La ville possédait un théâtre municipal entre 1903 et 1942. Bâtisse édifiée selon une architecture néo-mauresque, en cohérence avec le siège de la municipalité et le palais Ramdane, elle a été détruite lors des bombardements que Sfax a connu lors de la campagne de Tunisie qui visaient pourtant le port de commerce bien plus au sud de la ville.

Sfax concentre les principales institutions éducatives du sud du Sahel : l'Université de Sfax est ainsi l'un des principaux centres d'enseignement universitaire du pays. Parmi les lycées les plus connus de la cité figure le Lycée pilote de Sfax. En 2007, le Collège pilote de Sfax a ouvert ses portes.

Sfax : Économie

Sfax est le premier port de commerce de Tunisie en termes de trafic (2000) et le second en termes de valeur. Le port possède deux particularités : c'est l'un des rares endroits de la Méditerranée où l'amplitude des marées dépasse 1,50 et 2 mètres aux équinoxes et, abrité des vents du large par les îles Kerkennah et les hauts fonds du golfe de Gabès atténuant les effets des vagues, aucune jetée ou digue n'y est nécessaire. Malgré l'important commerce maritime avec les Kerkennahet le reste du pays, le port est réduit jusqu'en 1886 à un simple appontement de bois de 50 mètres de long. Un port artificiel est creusé dans les sables et ouvert au trafic en 1891. Mais l'exploitation des phosphates le rend vite insuffisant et un nouveau port est creusé. Comme à Tunis, les produits du dragage servent à gagner du terrain sur la mer. Comme tous les grands ports tunisiens, Sfax asouffert durant la campagne de Tunisie : l'Afrika Korps fait sauter une partie des quais avant de se replier le 11 avril 1943. La pêche occupe aussi une place de choix dans l'économie régionale avec une flotte d'environ 300 chalutiers-crevettiers, 50 thoniers senneurs, 1 500 barques à moteur et 2 000 barques à voile. La ville produit environ 25 000 tonnes de poissons par an, soit le tiers de la production nationale. Une bonne partie de cette pêche est exportée à l'étranger (10 000 tonnes environ) soit 70 % de l'exportation tunisienne des produits de la mer.

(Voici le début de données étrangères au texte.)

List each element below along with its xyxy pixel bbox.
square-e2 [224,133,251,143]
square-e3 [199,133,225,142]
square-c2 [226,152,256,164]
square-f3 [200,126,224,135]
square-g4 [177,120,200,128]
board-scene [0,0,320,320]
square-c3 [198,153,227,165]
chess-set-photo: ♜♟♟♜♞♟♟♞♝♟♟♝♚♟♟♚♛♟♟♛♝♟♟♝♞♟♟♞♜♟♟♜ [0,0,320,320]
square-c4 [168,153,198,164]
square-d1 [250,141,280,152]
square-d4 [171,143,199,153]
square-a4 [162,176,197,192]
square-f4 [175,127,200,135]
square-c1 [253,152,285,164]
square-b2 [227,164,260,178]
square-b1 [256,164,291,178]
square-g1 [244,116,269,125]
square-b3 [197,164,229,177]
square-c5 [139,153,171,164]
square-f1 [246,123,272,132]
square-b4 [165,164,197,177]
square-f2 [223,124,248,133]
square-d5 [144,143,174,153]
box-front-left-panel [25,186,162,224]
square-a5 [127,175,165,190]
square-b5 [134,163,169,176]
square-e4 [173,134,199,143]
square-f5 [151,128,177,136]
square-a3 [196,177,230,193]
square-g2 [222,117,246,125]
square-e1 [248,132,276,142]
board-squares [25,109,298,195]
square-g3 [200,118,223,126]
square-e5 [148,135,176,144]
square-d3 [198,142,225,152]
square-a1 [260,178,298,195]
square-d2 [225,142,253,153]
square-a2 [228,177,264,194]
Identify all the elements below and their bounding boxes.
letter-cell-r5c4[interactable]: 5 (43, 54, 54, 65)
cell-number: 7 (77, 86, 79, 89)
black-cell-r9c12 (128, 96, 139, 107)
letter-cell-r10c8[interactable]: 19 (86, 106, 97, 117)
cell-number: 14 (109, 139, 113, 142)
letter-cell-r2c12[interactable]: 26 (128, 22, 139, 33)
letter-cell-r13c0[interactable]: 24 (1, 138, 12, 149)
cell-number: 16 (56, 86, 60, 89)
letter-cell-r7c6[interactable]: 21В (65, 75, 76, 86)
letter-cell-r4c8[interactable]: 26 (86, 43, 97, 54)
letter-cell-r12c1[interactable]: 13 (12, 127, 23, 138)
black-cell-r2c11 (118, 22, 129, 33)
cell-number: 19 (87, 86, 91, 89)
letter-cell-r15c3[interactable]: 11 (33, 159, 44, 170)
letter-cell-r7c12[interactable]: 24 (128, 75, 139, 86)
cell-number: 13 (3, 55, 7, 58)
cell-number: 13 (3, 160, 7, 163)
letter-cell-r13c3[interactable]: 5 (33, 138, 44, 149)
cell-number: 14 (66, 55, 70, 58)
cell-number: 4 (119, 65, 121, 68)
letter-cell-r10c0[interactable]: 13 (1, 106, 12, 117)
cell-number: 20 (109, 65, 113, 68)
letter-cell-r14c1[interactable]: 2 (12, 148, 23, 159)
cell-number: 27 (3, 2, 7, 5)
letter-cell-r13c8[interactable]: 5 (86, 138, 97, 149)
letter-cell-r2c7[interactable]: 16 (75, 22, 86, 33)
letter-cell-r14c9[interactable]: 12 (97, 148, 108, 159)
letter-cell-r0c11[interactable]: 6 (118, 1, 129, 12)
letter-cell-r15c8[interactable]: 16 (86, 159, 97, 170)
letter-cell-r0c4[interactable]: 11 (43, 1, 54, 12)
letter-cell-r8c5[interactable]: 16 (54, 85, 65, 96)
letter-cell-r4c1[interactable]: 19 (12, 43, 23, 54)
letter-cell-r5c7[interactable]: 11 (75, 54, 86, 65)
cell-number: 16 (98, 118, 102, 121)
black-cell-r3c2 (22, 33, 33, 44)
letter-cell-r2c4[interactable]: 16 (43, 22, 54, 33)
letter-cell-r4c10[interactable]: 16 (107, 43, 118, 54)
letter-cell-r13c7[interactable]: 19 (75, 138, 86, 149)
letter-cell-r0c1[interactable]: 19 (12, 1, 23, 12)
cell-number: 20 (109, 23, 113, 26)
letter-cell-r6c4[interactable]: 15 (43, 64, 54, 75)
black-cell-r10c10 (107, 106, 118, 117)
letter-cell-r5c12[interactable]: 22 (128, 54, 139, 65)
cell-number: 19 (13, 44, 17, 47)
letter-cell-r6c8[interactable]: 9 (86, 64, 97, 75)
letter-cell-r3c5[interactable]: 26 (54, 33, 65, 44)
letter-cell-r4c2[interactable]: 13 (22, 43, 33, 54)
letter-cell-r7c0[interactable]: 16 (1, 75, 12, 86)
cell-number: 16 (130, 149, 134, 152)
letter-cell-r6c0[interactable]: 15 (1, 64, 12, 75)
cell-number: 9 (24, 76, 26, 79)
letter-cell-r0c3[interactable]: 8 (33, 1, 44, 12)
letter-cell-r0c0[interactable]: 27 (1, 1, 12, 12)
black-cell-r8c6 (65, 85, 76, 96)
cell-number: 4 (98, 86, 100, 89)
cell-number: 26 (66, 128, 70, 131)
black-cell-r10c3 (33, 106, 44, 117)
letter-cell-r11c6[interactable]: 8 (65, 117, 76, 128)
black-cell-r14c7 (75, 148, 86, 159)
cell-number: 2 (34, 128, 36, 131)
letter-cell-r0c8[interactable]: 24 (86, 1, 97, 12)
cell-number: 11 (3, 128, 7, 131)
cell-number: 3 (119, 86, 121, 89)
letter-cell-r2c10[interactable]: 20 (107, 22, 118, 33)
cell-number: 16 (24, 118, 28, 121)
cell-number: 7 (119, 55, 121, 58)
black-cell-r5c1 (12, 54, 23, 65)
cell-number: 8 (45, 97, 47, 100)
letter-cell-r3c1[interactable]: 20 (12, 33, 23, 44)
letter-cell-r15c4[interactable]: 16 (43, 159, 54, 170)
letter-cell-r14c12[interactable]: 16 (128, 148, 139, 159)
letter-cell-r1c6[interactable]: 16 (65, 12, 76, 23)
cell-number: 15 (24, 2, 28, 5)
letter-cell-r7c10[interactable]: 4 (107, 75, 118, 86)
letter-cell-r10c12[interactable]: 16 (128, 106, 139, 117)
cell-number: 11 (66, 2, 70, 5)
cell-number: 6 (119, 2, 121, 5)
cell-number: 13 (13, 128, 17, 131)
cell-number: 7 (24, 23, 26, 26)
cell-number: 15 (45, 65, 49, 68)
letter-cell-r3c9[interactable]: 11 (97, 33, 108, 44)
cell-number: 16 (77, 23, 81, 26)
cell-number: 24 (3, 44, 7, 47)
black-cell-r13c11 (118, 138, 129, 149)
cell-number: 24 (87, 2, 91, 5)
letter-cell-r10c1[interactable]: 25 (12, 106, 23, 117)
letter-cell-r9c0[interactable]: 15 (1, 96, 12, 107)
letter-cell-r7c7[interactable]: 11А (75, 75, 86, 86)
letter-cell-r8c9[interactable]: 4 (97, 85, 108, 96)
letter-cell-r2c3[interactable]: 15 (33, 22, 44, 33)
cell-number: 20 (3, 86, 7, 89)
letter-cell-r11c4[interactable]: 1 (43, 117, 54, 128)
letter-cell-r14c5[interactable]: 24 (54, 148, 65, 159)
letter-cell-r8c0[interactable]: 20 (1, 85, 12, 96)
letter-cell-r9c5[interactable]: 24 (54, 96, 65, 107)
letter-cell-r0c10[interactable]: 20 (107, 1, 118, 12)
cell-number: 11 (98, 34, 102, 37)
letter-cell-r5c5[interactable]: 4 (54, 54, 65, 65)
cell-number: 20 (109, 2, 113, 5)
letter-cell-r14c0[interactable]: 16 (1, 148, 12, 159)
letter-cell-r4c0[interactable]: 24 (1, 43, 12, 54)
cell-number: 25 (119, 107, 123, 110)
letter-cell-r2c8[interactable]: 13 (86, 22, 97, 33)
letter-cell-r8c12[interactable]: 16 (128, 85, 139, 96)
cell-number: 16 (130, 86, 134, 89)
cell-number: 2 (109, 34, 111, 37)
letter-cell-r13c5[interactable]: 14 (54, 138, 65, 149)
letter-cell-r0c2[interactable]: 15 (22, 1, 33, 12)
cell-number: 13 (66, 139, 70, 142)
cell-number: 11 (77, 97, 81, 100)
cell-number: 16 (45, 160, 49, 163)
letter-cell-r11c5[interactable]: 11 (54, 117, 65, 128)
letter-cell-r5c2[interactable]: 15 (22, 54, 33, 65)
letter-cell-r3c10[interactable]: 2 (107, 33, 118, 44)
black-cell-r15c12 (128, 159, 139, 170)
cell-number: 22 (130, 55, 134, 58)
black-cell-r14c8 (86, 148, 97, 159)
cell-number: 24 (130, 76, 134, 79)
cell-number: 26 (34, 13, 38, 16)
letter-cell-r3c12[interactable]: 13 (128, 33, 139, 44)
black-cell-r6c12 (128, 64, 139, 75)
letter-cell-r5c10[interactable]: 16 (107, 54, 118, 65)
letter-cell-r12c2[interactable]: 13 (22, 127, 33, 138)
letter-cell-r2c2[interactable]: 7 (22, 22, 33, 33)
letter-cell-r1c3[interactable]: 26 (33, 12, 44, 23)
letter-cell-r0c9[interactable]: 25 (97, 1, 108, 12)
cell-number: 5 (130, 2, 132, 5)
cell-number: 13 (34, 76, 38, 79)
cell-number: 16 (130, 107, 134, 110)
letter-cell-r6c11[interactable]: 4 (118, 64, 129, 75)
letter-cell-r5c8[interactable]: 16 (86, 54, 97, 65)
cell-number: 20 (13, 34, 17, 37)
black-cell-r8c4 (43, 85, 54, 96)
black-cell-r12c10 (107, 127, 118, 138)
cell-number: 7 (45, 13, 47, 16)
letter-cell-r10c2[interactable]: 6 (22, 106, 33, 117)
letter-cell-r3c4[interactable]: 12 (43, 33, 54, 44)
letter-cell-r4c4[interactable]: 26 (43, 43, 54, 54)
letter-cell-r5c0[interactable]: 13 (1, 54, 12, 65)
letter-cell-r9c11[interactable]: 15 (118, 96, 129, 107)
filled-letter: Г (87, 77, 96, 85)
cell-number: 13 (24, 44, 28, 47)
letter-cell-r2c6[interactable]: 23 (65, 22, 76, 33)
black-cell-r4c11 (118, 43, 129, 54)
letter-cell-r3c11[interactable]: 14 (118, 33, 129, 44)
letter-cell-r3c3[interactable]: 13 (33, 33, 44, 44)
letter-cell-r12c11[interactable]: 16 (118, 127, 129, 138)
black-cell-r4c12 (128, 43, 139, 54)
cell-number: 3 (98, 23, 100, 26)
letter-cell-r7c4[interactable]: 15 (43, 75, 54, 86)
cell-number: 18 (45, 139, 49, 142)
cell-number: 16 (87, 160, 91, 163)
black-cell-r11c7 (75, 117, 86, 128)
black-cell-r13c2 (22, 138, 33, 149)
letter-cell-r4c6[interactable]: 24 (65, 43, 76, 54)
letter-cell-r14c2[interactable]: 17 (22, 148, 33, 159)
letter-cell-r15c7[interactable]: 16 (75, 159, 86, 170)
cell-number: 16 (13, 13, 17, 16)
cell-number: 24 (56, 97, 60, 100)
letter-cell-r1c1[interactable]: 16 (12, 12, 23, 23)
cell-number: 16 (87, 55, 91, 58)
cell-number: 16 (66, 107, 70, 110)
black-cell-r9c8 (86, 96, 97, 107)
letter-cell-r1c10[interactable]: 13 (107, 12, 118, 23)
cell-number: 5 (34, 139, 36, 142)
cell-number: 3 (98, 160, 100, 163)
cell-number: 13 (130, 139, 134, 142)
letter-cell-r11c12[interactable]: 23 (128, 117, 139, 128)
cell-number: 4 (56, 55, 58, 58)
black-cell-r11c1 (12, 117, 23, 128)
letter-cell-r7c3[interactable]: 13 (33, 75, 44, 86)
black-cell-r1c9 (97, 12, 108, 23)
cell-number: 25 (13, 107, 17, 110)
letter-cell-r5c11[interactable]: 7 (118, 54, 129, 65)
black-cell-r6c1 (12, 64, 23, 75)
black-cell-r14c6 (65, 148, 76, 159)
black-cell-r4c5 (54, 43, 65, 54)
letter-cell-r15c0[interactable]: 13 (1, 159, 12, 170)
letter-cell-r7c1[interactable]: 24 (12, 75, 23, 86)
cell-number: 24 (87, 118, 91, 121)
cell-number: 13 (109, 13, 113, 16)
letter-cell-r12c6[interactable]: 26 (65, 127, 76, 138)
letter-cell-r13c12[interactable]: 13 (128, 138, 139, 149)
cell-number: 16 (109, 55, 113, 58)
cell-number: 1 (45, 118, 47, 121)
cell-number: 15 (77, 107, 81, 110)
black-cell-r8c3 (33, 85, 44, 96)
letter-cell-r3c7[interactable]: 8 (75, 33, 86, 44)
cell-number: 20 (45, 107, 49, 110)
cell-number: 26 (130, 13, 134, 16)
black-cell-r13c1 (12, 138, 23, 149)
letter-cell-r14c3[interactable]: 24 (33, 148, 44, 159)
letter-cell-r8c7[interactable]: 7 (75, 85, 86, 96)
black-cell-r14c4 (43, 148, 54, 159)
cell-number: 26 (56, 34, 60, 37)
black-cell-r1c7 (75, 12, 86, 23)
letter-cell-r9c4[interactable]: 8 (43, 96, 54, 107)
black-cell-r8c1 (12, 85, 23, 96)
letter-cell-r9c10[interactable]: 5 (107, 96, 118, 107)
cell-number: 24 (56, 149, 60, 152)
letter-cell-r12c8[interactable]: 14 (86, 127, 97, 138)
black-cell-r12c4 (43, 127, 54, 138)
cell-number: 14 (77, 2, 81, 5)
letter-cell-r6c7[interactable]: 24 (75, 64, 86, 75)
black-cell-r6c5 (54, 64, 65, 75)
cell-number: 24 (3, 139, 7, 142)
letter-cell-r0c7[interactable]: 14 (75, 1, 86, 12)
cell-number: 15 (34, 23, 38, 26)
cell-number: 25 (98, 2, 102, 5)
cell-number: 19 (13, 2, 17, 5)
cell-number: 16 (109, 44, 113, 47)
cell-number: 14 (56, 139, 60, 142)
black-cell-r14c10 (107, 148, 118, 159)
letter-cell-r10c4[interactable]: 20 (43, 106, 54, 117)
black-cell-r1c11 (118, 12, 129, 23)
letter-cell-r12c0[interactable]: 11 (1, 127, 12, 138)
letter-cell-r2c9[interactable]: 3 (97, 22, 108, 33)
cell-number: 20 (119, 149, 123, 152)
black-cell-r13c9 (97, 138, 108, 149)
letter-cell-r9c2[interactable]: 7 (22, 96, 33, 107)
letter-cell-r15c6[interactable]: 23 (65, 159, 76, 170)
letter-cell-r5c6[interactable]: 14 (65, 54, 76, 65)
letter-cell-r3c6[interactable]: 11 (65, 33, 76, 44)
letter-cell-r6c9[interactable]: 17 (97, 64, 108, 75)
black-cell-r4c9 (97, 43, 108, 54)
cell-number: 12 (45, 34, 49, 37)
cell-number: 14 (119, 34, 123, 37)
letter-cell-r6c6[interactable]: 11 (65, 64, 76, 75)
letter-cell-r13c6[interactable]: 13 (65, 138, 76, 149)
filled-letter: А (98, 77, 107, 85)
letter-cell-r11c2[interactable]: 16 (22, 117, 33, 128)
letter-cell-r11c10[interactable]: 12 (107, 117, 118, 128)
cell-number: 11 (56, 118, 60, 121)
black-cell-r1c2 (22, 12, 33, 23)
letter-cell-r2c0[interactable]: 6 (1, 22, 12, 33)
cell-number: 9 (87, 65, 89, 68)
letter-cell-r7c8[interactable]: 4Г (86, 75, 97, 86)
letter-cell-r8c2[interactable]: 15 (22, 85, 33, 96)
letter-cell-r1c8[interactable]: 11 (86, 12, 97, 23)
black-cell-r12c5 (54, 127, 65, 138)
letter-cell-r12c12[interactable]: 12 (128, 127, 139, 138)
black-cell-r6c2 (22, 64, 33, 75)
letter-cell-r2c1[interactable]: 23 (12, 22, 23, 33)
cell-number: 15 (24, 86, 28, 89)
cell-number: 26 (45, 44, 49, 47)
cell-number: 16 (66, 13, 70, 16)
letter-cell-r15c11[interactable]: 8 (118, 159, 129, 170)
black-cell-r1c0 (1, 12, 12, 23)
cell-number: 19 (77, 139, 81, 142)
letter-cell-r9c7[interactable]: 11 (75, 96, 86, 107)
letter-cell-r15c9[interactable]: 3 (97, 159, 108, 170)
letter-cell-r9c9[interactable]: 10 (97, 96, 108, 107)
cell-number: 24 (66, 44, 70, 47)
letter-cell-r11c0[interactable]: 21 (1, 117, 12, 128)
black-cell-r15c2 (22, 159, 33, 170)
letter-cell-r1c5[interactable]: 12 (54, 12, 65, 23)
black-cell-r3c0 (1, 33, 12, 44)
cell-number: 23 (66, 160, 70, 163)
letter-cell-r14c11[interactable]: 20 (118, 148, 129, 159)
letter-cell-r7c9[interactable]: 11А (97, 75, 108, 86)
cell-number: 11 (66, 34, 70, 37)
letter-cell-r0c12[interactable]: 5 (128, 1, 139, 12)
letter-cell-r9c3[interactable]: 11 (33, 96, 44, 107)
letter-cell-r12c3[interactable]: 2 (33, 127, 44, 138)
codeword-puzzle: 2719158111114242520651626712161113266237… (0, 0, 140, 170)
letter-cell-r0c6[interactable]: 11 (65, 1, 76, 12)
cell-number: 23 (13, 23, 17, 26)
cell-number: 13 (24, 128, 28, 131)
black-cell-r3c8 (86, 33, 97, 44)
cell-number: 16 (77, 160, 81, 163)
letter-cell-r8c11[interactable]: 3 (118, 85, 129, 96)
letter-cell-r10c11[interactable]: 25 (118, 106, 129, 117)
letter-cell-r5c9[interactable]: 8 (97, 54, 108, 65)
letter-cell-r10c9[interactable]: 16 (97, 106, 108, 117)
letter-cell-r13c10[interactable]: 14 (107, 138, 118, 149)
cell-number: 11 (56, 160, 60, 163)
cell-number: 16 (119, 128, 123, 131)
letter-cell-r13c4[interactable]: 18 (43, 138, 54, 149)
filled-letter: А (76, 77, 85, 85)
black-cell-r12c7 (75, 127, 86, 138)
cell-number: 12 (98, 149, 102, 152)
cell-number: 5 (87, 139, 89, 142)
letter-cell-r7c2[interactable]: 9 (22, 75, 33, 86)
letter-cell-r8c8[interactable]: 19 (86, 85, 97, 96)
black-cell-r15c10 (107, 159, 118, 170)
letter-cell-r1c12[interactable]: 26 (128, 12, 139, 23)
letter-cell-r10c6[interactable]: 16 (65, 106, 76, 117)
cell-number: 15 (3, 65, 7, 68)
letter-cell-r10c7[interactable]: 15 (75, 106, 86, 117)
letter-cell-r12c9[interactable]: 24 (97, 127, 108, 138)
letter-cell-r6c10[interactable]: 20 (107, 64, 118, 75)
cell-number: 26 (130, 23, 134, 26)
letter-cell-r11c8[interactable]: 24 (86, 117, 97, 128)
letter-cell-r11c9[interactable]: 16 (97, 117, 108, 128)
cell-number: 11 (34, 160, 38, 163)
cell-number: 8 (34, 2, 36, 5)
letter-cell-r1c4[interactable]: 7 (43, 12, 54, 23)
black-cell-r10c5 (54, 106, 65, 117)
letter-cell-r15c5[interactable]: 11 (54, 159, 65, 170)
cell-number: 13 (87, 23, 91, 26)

Les régions environnantes sont pour leur part axées sur l'agriculture qui constitue leur principale ressource : avec six millions de pieds d'oliviers et près de cinq millions d'amandiers, le gouvernorat de Sfax se place ainsi au premier rang des régions productrices d'huile d'olive (38,5 % avec plus de 200 000 tonnes) et d'amandes. L'élevage représente un secteur tout aussi important de l'économie régionale. Avec 340 000 ovins, 50 000 caprins et près de 30 000 bovins, la région occupe aussi une place de choix dans ce domaine. Une industrie laitière a pris pied dans le sillage de cet élevage intensif et l'on totalise 75 000 tonnes de lait par an.

Le secteur industriel est en plein développement et les statistiques avancent le chiffre de 4 000 entreprises. Pour ce qui est du secteur touristique, on y dénombre une vingtaine d'hôtels de divers standings. La ville devrait connaître prochainement un renouveau dans ce domaine avec l'achèvement des travaux du projet Taparura lancé le 6 avril 2006 et destiné à réconcilier la ville avec son littoral.